I can’t imagine how such a sadistic therapist stayed in practice, much less qualified to testify in custody cases. The doctor’s name was Dr. Duval. His office was in Culver City, near the old MGM lot. During my first session, he asked me what I was most afraid of. I told him, “Needles.” I’d been phobic about hypodermic needles ever since my appendectomy in England. The next time I went
to see Dr. Duval, he asked me to take my clothes off and lie down on the table in his office. It was covered with a white sheet, with a small pillow at one end. I took off everything but my little knickers and lay down on my back. Next he told me that he’d gotten permission from my pediatrician to do the next thing. Then he picked up a tissue box and, holding it in front of me, took out a hypodermic needle. He held the needle an inch or two from my face. I panicked and started saying, “No, no, no,” as he slowly moved the needle down toward my bare chest.

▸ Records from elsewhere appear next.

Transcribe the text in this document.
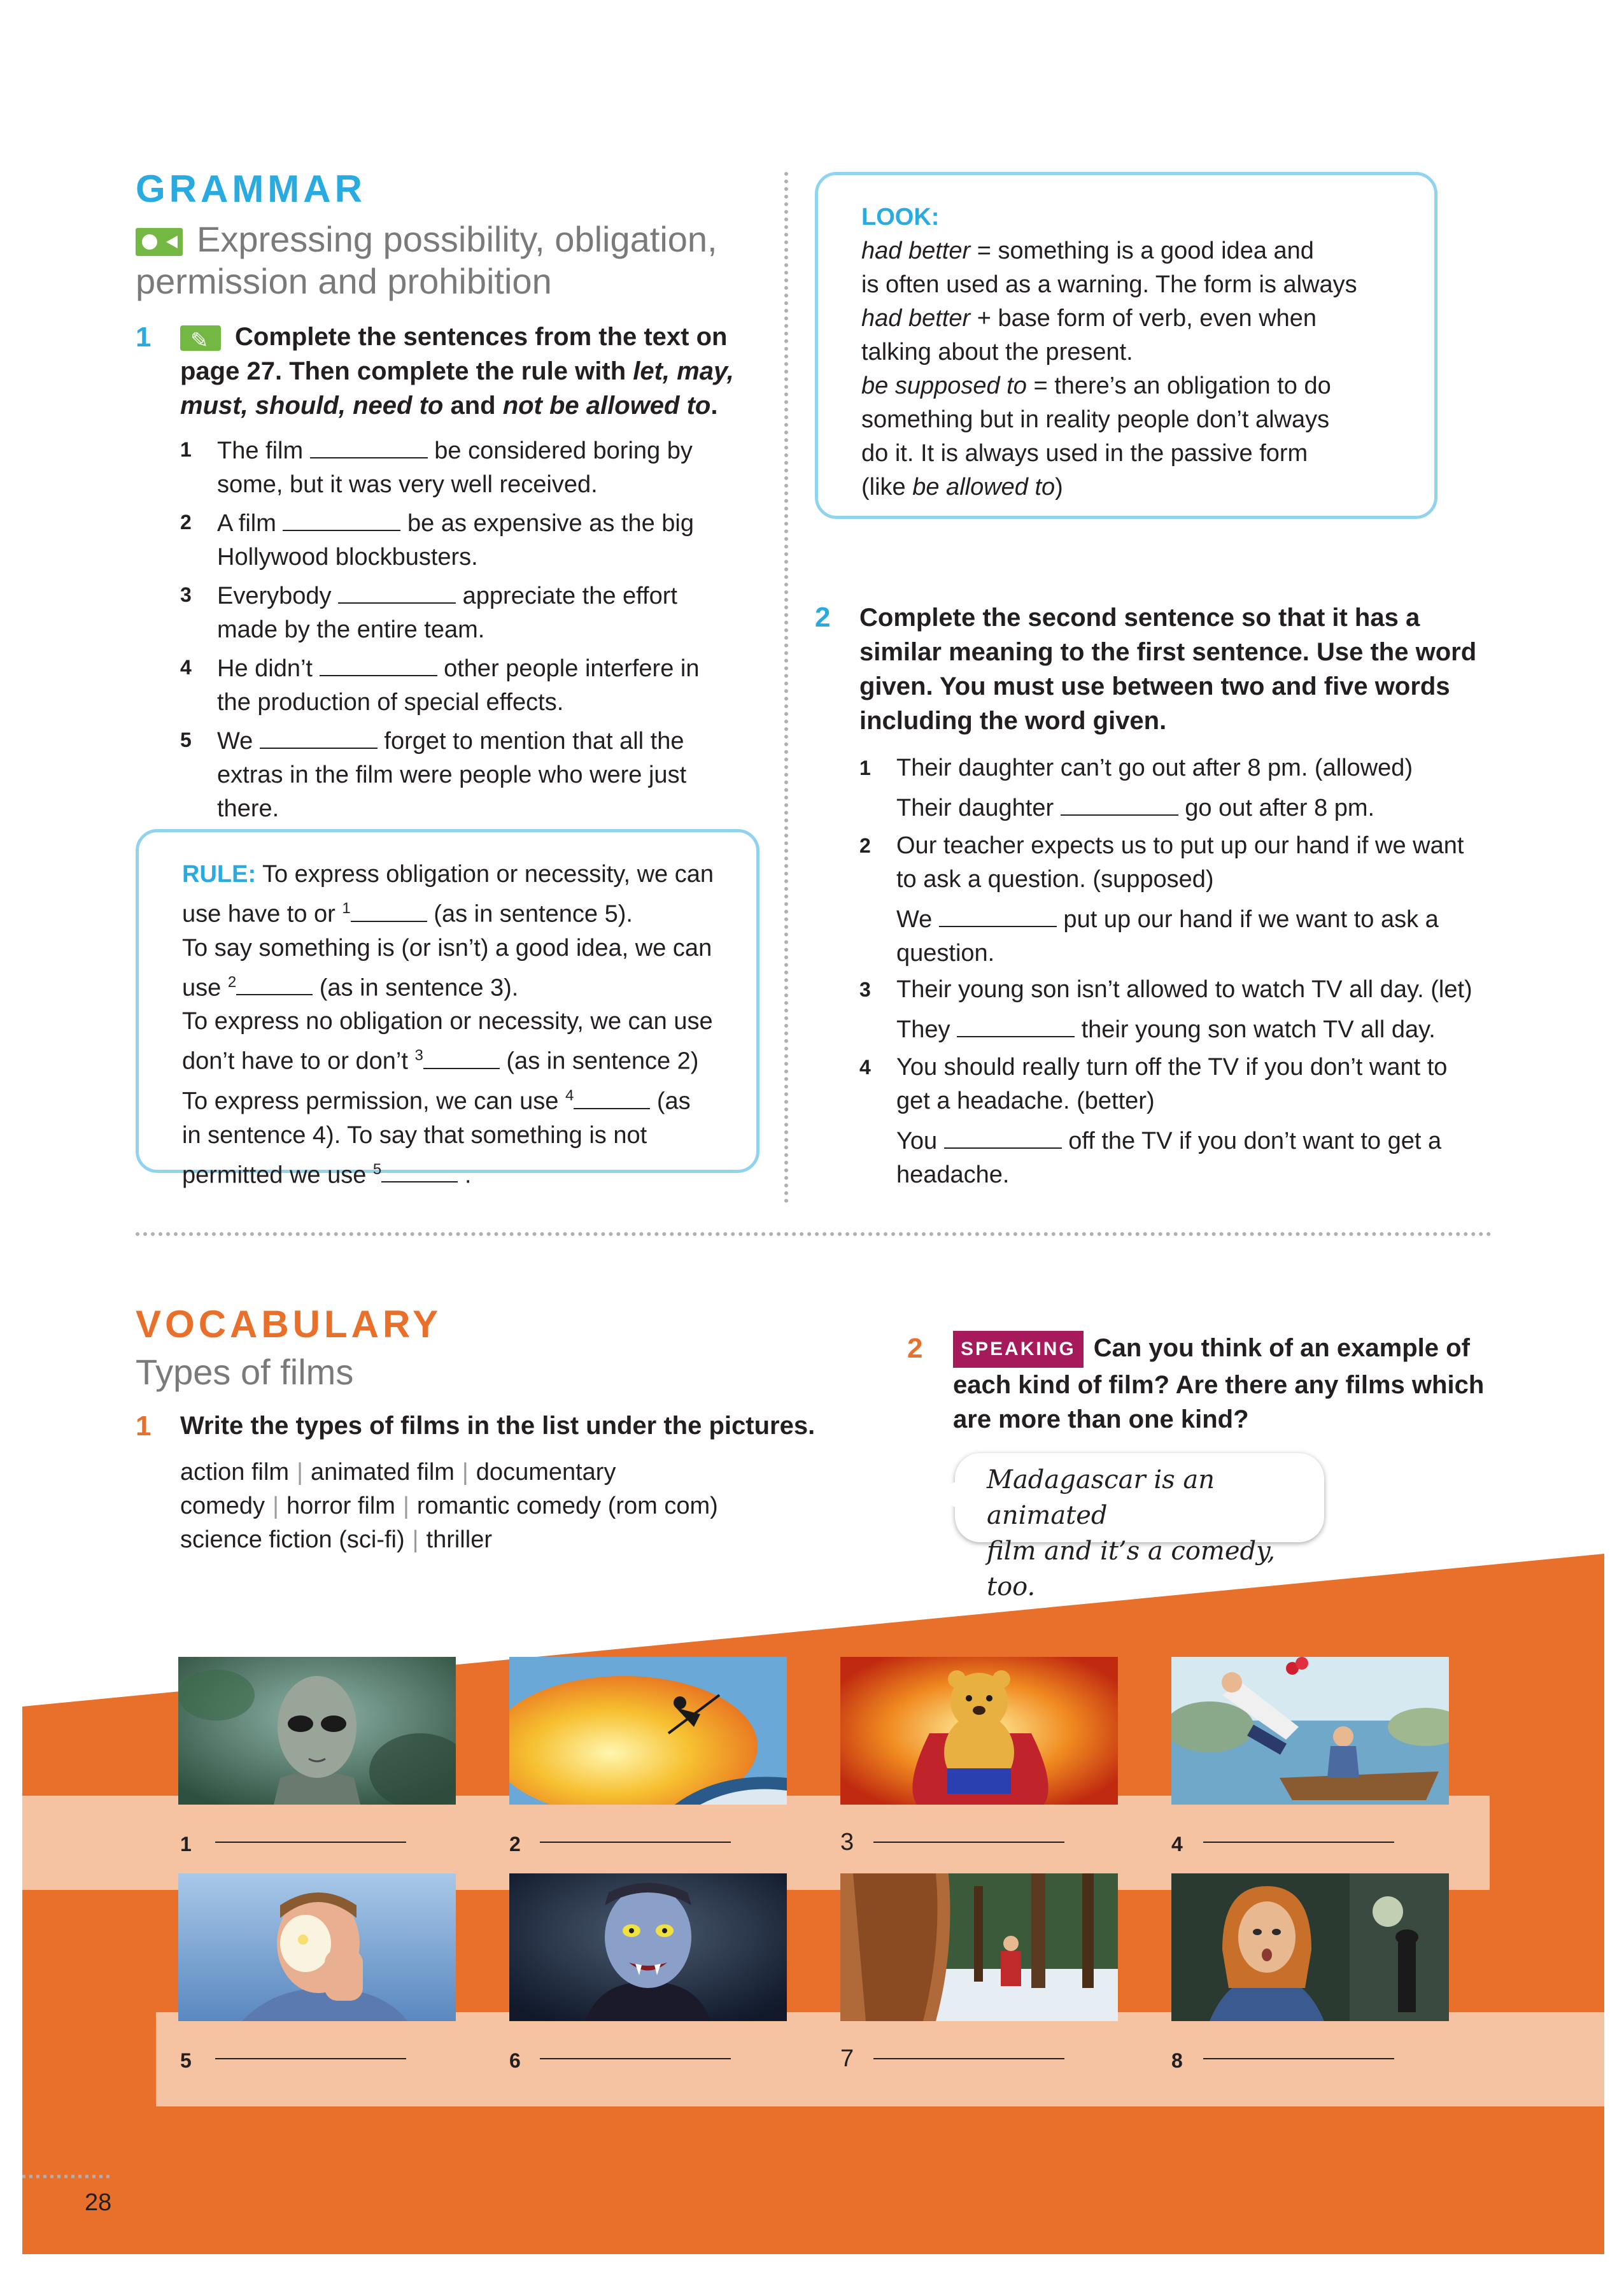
GRAMMAR
Expressing possibility, obligation,
permission and prohibition
1
✎	Complete the sentences from the text on
page 27. Then complete the rule with let, may,
must, should, need to and not be allowed to.
1 The film	be considered boring by
some, but it was very well received.
2 A film	be as expensive as the big
Hollywood blockbusters.
3 Everybody	appreciate the effort
made by the entire team.
4 He didn’t	other people interfere in
the production of special effects.
5 We	forget to mention that all the
extras in the film were people who were just
there.
RULE: To express obligation or necessity, we can
use have to or $^1$	(as in sentence 5).
To say something is (or isn’t) a good idea, we can
use $^2$	(as in sentence 3).
To express no obligation or necessity, we can use
don’t have to or don’t $^3$	(as in sentence 2)
To express permission, we can use $^4$	(as
in sentence 4). To say that something is not
permitted we use $^5$	.
LOOK:
had better = something is a good idea and
is often used as a warning. The form is always
had better + base form of verb, even when
talking about the present.
be supposed to = there’s an obligation to do
something but in reality people don’t always
do it. It is always used in the passive form
(like be allowed to)
2 Complete the second sentence so that it has a
similar meaning to the first sentence. Use the word
given. You must use between two and five words
including the word given.
1 Their daughter can’t go out after 8 pm. (allowed)
Their daughter	go out after 8 pm.
2 Our teacher expects us to put up our hand if we want
to ask a question. (supposed)
We	put up our hand if we want to ask a
question.
3 Their young son isn’t allowed to watch TV all day. (let)
They	their young son watch TV all day.
4 You should really turn off the TV if you don’t want to
get a headache. (better)
You	off the TV if you don’t want to get a
headache.
VOCABULARY
Types of films
1 Write the types of films in the list under the pictures.
action film | animated film | documentary
comedy | horror film | romantic comedy (rom com)
science fiction (sci-fi) | thriller
2	SPEAKING Can you think of an example of
each kind of film? Are there any films which
are more than one kind?
Madagascar is an animated
film and it’s a comedy, too.
1	2	3	4
5	6	7	8
28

In an odd, rhythmic voice, he asked me, “How frightened are you of your dad?”

“What do you mean?” I answered, terrified.

“How frightened are you of your dad, Lorna?”

“I’m . . . I’m not . . . I don’t know.”

“You’re frightened, very frightened, aren’t you, Lorna?” he chanted hypnotically, moving the needle a hair’s breadth above my naked body.

By then I was crying. “Yes, yes.” I sobbed.

“Good girl. Good, Lorna.” The needle moved away. He made a note on his notepad. Then he picked up the needle again.

Week after week, these “sessions” went on. Each time I went there, Dr. Duval made me take my clothes off and lie on my back while he moved the needle near my body. To this day, I can remember how it felt lying on that white sheet, naked and completely vulnerable. It was frightening beyond description. He never actually put a needle into me; he didn’t have to. That’s the nature of psychological torture. The fear is more than enough. After a while I knew what he wanted to hear and would have said anything he wanted.